Même si leur naissance n'est séparée que d'une année, Jacques Brel n'a visiblement pas croisé Robert Losson sur sa route.

Cet homme plein d'énergie a commencé à travailler durant la Deuxième Guerre mondiale, alors qu'il était âgé de 14 ans. Aujourd'hui, il a 64 années d'expérience en boulangerie derrière le tablier. Aujourd'hui, il a 79 ans.

«Je ne suis pas capable de rester assis», répète sans cesse Robert Losson. Il n'y a que Sacha, son gros chat gris, qui se vautre chez lui. Lui arpente d'un bout à l'autre son petit logement aux étagères chargées de bibelots, au 16e étage d'une tour qui surplombe la rivière des Prairies à Laval.

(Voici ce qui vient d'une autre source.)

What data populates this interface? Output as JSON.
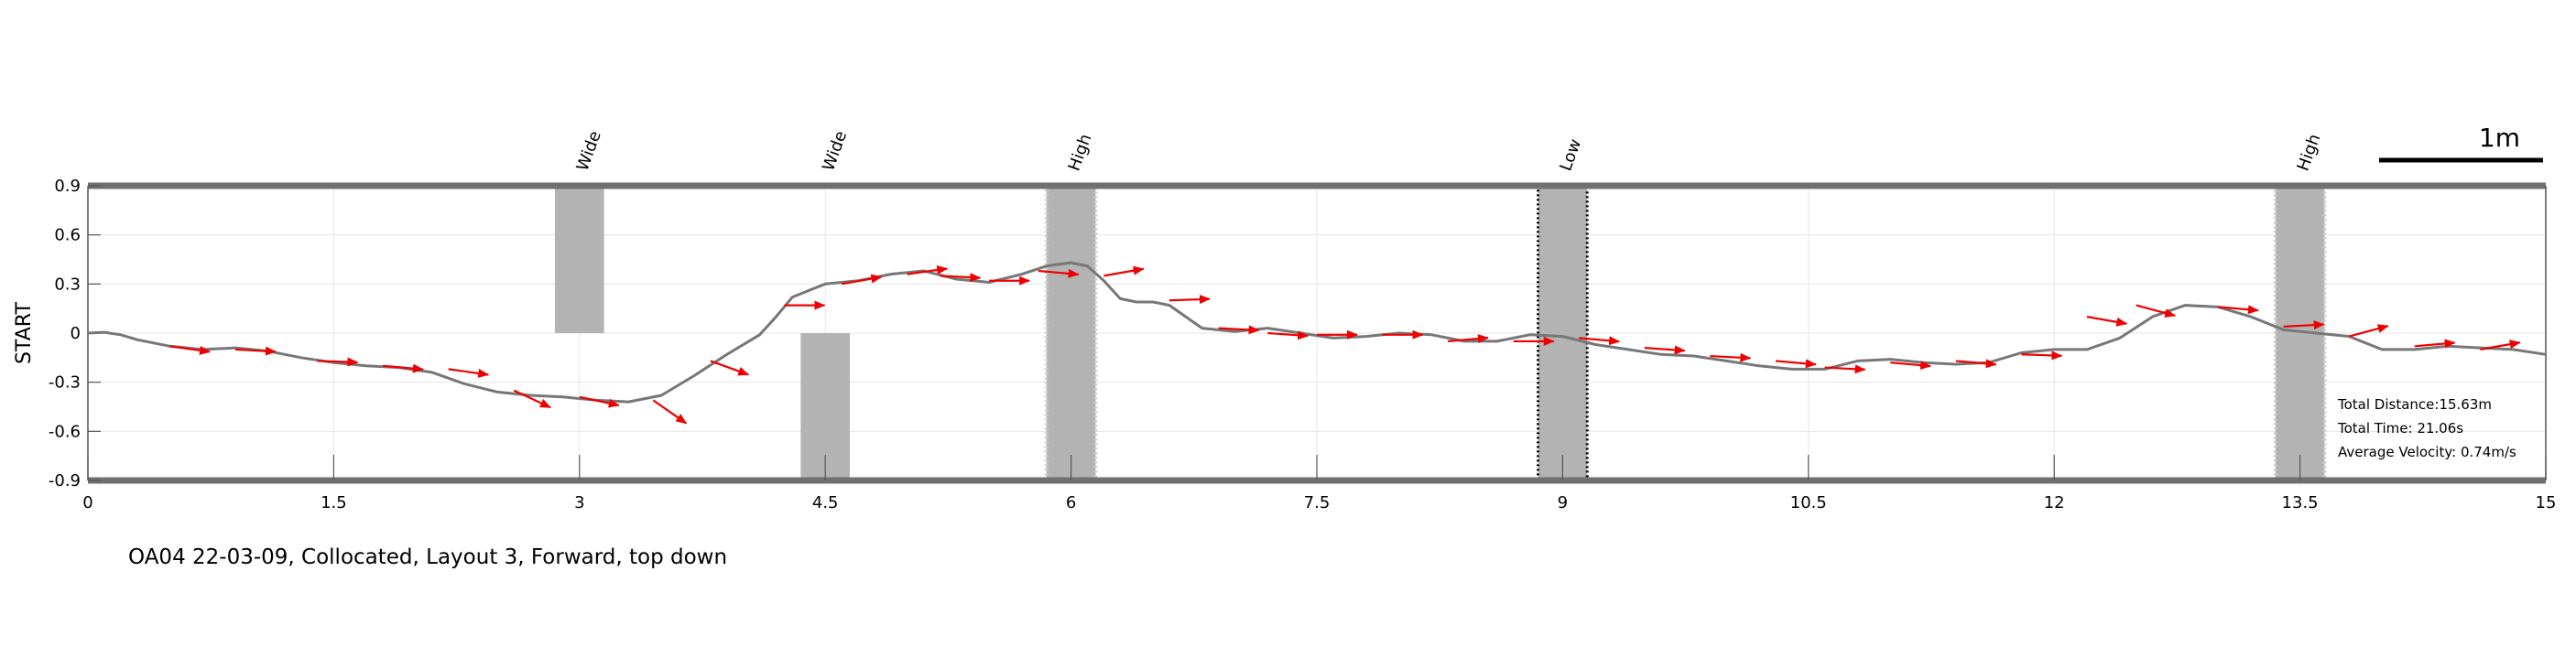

La vue est magnifique. Mais pour rien au monde Robert Losson, veuf depuis 10 ans, ne souhaite passer ses journées à regarder les canards batifoler.

Lui qui a travaillé toute sa vie se cherche un nouvel emploi depuis deux mois. Il convoite un poste d'aide-cuisinier, puisqu'il ne souhaite plus travailler de nuit. «Mais il n'y a rien que je ne ferais pas, même laver des malades.»

Ce n'est pas tant une question de nécessité financière qu'une question de survie. «Quand tu as travaillé toute sa vie, dit-il, si tu t'arrêtes, c'est toute la machine qui s'arrête.»